Militares, emigrantes e a apologia do povo

Neste 10 de Junho, no Terreiro do Paço e em Paris, Marcelo retomou antigos laços e testou simbologias.

Marcelo Rebelo de Sousa mostrou, neste 10 de Junho, até onde vai a sua habilidade política. Em lugar de uma simples comemoração, concentrada num só dia e num só lugar, multiplicou-a por vários dias e lugares. E assentou a sua intervenção política em alvos muito precisos. Havia um problema com os militares? Louvou e condecorou militares. Havia um problema com os emigrantes? Louvou e condecorou emigrantes. Havia um problema com os discursos desta data, quase sempre recheados de recados políticos aos governos em exercício? Louvou e condecorou (em palavras) o povo e deixou os políticos e os partidos de lado. Em Lisboa, em escassos 7 minutos e 55 segundos, exaltou o papel de um povo que “não vacila, não trai, não se conforma, não desiste”, referiu-se ao exército como “povo fardado” e disse que “a sabedoria, hoje como há nove séculos, reside no povo”. Povo que é “o garante do desenvolvimento económico”. O final foi gongórico: “Somos portugueses, como sempre triunfaremos.” Já em Paris, onde disse estar como “grande emoção”, lembrou as vagas de emigração portuguesas doa anos 50 e 60, enfatizando: “Vós sois dos melhores de todos nós”.

Os palcos das celebrações também cruzam, por sua vez, inúmeras simbologias. O Terreiro do Paço foi, durante a ditadura, lugar de exaltação da “raça” e do exército enquanto garante do colonialismo, mas foi também onde Salgueiro Maia garantiu a queda da ditadura. Em termos militares, Marcelo quis ser o mais abrangente possível: participou em cerimónias preparatórias, visitou o Museu do Combatente, condecorou militares de várias missões (inclusive no final da guerra colonial) e, em França, tinha na agenda uma homenagem aos combatentes portugueses mortos na I Guerra Mundial. Em contrapartida, a presença em Paris foi também simbólica. Ali foram acolhidos muitos portugueses, exilados ou desertores, adversários da guerra colonial, mas também se começou a formar, por via da emigração (forçada, em grande parte, pela miséria), uma das maiores comunidades portuguesas no mundo. Além do mais, foi em França (e François Hollande recordou-o, no seu discurso) que José Afonso gravou Grândola Vila Morena, mais tarde hino da revolução dos cravos que desaguaria no Terreiro do Paço.

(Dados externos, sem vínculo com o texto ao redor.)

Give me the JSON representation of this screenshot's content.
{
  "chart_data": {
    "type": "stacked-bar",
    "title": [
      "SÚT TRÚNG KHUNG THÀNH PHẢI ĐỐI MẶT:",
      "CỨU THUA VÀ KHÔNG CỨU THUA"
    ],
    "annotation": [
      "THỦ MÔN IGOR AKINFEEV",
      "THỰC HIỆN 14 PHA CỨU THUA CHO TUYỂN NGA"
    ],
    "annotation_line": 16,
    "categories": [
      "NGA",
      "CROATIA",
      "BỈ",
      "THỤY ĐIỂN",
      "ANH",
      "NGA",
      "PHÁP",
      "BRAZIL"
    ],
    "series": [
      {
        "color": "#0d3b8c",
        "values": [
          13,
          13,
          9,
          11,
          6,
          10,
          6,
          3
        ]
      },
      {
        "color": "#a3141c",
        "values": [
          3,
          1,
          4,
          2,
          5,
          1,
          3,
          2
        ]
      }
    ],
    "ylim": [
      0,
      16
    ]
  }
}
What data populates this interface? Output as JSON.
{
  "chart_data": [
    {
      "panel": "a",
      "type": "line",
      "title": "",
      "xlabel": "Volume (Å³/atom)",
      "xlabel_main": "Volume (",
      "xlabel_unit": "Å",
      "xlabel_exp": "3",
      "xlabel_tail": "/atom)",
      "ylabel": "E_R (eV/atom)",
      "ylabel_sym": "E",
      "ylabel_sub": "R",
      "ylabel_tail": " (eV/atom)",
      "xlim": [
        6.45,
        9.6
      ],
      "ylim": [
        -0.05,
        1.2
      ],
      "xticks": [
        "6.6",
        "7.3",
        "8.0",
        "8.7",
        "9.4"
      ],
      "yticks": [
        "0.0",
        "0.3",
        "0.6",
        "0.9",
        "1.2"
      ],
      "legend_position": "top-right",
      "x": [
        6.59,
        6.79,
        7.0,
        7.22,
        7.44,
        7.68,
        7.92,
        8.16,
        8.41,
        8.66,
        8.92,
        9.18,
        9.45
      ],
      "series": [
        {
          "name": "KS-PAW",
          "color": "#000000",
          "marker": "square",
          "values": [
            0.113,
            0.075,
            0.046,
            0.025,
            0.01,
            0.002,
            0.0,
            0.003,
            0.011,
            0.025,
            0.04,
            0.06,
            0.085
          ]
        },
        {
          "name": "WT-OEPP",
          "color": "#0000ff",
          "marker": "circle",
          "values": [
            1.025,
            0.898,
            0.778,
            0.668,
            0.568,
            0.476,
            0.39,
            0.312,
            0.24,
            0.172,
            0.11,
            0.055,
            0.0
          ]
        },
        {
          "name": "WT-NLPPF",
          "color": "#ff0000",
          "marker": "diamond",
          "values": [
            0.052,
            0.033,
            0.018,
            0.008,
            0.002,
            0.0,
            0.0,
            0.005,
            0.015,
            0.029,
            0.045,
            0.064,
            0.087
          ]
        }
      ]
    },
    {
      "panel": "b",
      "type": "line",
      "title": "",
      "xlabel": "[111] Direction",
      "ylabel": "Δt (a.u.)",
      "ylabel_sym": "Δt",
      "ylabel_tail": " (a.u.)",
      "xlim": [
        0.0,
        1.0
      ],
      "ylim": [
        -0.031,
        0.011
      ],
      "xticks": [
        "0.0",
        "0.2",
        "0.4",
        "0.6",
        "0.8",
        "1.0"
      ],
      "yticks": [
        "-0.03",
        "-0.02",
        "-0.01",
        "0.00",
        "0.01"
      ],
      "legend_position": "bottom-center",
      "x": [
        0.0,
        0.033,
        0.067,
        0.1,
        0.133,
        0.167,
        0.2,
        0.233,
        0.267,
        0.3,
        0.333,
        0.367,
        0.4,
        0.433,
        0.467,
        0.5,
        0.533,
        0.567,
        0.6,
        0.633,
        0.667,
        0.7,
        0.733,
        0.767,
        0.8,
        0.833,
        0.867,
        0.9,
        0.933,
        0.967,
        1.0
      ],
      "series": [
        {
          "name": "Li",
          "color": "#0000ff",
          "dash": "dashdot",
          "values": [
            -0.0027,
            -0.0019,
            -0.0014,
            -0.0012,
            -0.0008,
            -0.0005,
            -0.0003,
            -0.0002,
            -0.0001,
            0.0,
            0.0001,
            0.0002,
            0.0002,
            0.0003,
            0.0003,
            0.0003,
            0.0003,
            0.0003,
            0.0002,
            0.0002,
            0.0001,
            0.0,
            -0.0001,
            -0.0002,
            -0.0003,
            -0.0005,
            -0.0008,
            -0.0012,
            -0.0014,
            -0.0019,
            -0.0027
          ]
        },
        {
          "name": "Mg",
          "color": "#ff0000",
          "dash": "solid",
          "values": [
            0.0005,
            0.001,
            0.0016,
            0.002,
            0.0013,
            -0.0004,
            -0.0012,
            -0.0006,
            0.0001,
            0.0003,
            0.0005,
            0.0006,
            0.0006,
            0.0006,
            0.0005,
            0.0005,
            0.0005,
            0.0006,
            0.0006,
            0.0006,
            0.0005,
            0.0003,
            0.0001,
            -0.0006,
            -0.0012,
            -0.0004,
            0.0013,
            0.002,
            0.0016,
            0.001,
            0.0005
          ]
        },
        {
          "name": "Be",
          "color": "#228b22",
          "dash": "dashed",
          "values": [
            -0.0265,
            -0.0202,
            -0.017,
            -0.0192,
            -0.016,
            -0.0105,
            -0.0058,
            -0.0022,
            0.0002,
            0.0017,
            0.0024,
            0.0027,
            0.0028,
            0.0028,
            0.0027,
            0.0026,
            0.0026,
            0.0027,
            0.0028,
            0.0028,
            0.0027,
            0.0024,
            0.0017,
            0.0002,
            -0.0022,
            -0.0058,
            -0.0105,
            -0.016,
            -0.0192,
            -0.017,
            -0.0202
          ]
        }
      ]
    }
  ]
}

Ao ligar tudo isto, com a habilidade de não hostilizar ninguém, Marcelo retomou antigos laços (militares e emigrantes ficar-lhe-ão gratos por tais iniciativas), testou simbologia adversas mas afinal ligadas pela história e teve ainda, como “bónus”, um elogio de França: Hollande agradeceu que o 10 de Junho fosse lá comemorado – “Portugal honra a França. (…) Em França, será que seria possível ao Presidente da República e ao primeiro-ministro ir festejar o 14 de Julho noutra capital a não ser Paris?” –, elogiou os portugueses (“Vocês estão na base da construção em França”), disse que ia bater-se pelo ensino da língua portuguesa e prometeu visitar oficialmente Portugal em Julho, com uma comitiva de muitos portugueses e franco-portugueses. Não haverá muitos 10 de Junho, nos anos recentes, com um balanço tão produtivo.